R. Keith Schoppa (1943-2022) war Professor für asiatische Geschichte an der Loyola University Maryland. Zu seinen zahlreichen Monographien gehören »Blood Road« (1995), für das er mit dem Levenson Award der Association for Asian Studies ausgezeichnet wurde, »In a Sea of Bitterness« oder »Twentieth Century China« (2011 u.ö.).

EINLEITUNG


Vor 1900 hat es kein Jahrhundert in der Menschheitsgeschichte gegeben, das es in Sachen Rasanz und Ausmaß eines immer heftigeren Wandels mit dem 20. Jahrhundert hätte aufnehmen können.

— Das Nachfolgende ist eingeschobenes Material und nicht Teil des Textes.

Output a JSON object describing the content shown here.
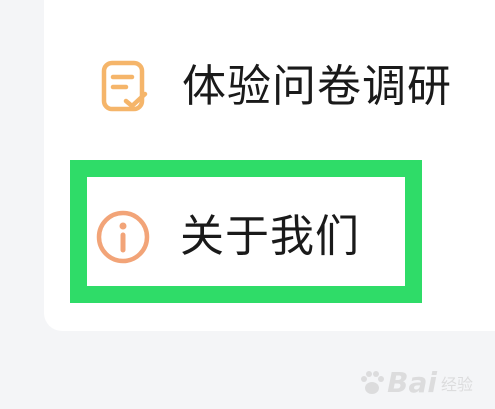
{
  "menu": {
    "items": [
      {
        "label": "体验问卷调研",
        "icon": "survey-checklist-icon",
        "icon_color": "#f5b56a"
      },
      {
        "label": "关于我们",
        "icon": "info-circle-icon",
        "icon_color": "#f2a478"
      }
    ]
  },
  "highlight": {
    "color": "#2fdc68"
  },
  "watermark": {
    "text": "Bai",
    "sub": "经验"
  }
}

Die revolutionären Entdeckungen, Erfindungen, politischen Neuordnungen und wissenschaftlichen Durchbrüche, die im 20. Jahrhundert erfolgt sind, brachten radikale Veränderungen in fast jedem Bereich des menschlichen Lebens. Das Jahr 1900 sah noch ganz anders aus als das Jahr 2000. Zu Beginn des Jahrhunderts gab es noch keine Antibiotika, nur wenige Häuser hatten elektrischen Strom; es gab keine Flugzeuge und kaum Autos. Die globale Lebenserwartung lag bei etwa 31 Jahren und die weltweite Alphabetisierungsrate bei unter 30 Prozent. Im Gegensatz dazu betrug die globale Lebenserwartung im Jahr 2000 schon 66,4 Jahre – in einigen Ländern sogar über 80 Jahre – und die Alphabetisierungsrate war auf 81,9 Prozent gestiegen. Zwar werden in jeder Weltgeschichte des 20. Jahrhunderts die vielfältigen Triumphe von Technologie und Raumfahrt oder die Wunder des medizinischen Fortschritts hervorgehoben; aber letztlich ist jede solche historische Darstellung doch vor allem die Geschichte von Männern und Frauen, als Individuen wie als Massenwesen, die schöpferisch kreativ sind und etwas aufbauen, arbeiten und spielen; planen und zerstören, und die ihre Identitäten aufgrund ihrer Lebenserfahrungen entwerfen und immer wieder neu gestalten. Jedes Individuum hat seine oder ihre eigene Identität gewählt und verkörpert, hat aber im Gegenzug auch eine Identität von anderen zugewiesen bekommen.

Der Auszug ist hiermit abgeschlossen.